Energy briefs

** California Gov. Gavin Newsom signs into law three bills cracking down on the oil and gas industry, including one that allows local governments to block new drilling, one that ups cleanup requirements for idle wells and another that bans low-production wells from operating in a Los Angeles-area oilfield. 

** New Jersey hit the pause button Wednesday on an offshore wind energy project that is having a hard time finding someone to manufacture blades for its turbines. The New Jersey Board of Public Utilities granted Leading Light Wind a pause on its project through Dec. 20 while its developers seek a source for the crucial components.

** The increasingly rapid deployment of renewables around the world is still not enough to meet global goals, according to a group of political and climate leaders speaking Tuesday at the Global Renewables Summit in New York.

** A federal judge has ordered the U.S. Environmental Protection Agency to further regulate fluoride in drinking water because high levels could pose a risk to the intellectual development of children. U.S. District Judge Edward Chen cautioned that it’s not certain that the amount of fluoride typically added to water is causing lower IQ in kids, but he concluded that mounting research points to an unreasonable risk that it could be.

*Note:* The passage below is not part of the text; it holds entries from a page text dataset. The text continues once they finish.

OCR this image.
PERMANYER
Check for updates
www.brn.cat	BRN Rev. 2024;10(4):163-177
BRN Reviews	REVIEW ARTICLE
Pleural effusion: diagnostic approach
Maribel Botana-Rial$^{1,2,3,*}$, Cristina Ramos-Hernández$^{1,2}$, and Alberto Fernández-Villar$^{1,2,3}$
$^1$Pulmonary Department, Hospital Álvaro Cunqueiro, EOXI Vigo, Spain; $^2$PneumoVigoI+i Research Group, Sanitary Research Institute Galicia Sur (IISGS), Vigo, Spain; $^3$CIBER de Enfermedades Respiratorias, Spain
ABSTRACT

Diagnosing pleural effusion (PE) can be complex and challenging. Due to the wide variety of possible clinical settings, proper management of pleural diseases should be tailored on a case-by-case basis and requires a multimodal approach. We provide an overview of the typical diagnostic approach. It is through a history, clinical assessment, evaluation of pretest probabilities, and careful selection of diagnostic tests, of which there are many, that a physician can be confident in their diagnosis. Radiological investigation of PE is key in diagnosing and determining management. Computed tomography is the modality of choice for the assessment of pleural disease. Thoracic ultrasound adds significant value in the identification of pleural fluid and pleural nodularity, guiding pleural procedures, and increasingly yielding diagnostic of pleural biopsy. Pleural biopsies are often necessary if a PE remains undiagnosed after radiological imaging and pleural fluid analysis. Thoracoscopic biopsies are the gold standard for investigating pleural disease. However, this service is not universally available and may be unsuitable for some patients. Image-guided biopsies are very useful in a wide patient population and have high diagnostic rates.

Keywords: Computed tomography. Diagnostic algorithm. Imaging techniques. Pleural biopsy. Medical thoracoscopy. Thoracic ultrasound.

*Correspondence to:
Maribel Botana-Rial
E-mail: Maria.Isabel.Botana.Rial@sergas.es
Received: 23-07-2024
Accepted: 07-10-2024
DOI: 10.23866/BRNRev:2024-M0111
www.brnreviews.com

** In a bipartisan vote, the House approved a forestry bill opposed by the Biden administration. The vote was 268-151. Fifty-five Democrats voted with Republicans in favor of the bill. The legislation seeks to exempt projects like cutting down trees in an effort to prevent wildfires from environmental reviews.

** A US company has been knocked out of a competition to build the first mini-nuclear power plants in Britain, leaving four contenders in the running. Executives at NuScale Power were told on Wednesday afternoon that they had been eliminated from the small modular reactor (SMR) design competition.

World

** The Organization of the Petroleum Exporting Countries and its allies will go ahead with a planned oil production increase in December but first need to cut output to address overproduction by some members, two OPEC+ sources said on Thursday reported Reuters. The Financial Times earlier reported Saudi Arabia is committed to OPEC+ raising production on Dec. 1 and dropping its unofficial $100 a barrel oil price target to win back market share.

** A presidential spokesperson for Nigeria indicated Thursday that Exxon Mobil Corp. has proposed a $10 billion investment in offshore oil operations in a new investment push in the country.

** A new onshore wind farm on the Shetland Islands will connect 500,000 UK homes to renewable energy, Interesting Engineering reported. Shetland is the windiest region in the UK, making it an apt choice for wind energy production, the publication explained.

** Stellantis wants to adopt the low-cost mindset of Chinese EV makers despite the European and U.S. tariffs CEO Carlos Tavares lambasts as anticompetitive, but the world’s No. 4 automaker must navigate trade barriers on both sides of the Atlantic if it wants to succeed.

** Elon Musk’s SpaceX plans to invest $1.5 billion in Vietnam in the near future, the government of the Communist-run nation said on Thursday, which could help resolve a stalemate over the launch of its Starlink satellite services there.